Tod in Diessenhofen

# Tod in Diessenhofen

Die Dunkelheit war noch nicht gewichen, das Licht fahl,  als ich am Morgen des siebzehnten Augusts aus dem Hüsli trat. Es war so dunkel, dass ich die grobbehauenden, ausgetretenen Stufen nur mit Mühe sehen konnte. Sie waren unterschiedlich hoch, wodurch ich noch aufmerksamer darauf achten musste nicht zu stürzen. Ich roch die Feuchtigkeit der Nacht. Der Tau hing auf den Blättern der tiefhängenden Weiden und auf den wenigen Grasbüscheln die der intensiven Trockenheit der letzten Wochen getrotzt hatten. Mir fröstelte. Ich schlang die Arme um meinen Körper, was kaum etwas nutzte und stieg weiter zum Fluss hinunter. Er wirkte so harmlos, wie er so gemächlich dahinfloss. Später, wenn die Sonne hervorgekommen wäre, würde er jadegrün schimmern, aber zu dieser frühen Stunde lag er dunkel vor mir.
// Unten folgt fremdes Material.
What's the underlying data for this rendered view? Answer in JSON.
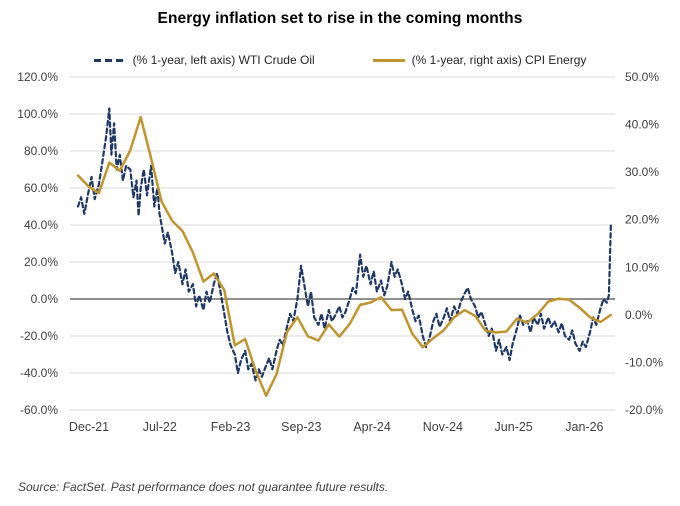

Die Schatten darin waren Algenfelder die sich mit der Strömung bewegten. Ich betrat das Rheinufer. Krähen flogen kreischend über mich hinweg, als wollten sie mich warnen. Aber wovor? Ausser mir, war keiner hier. Die Hundebesitzer die die Promenade tagsüber bevölkerten, schlürften vermutlich noch genüsslich an ihrem ersten Morgenkaffee, nichtsahnend, was der Tag mit sich bringen würde. Unentschlossen wandte ich mich nach links. Später würde ich nicht sagen können warum, aber die Beton- und Stahlkonstruktion des alten Rheinbads zogen mich an. Düster ragten die Pfeiler aus dem fast unbewegten Wasser und ich schmeckte den Rost in der Luft. Flechten überzogen hier alles was dem Wasser ausgesetzt war. Es ging ein leichter Wind und dennoch drang der modrige Geruch in meine Nase. Hafengeruch.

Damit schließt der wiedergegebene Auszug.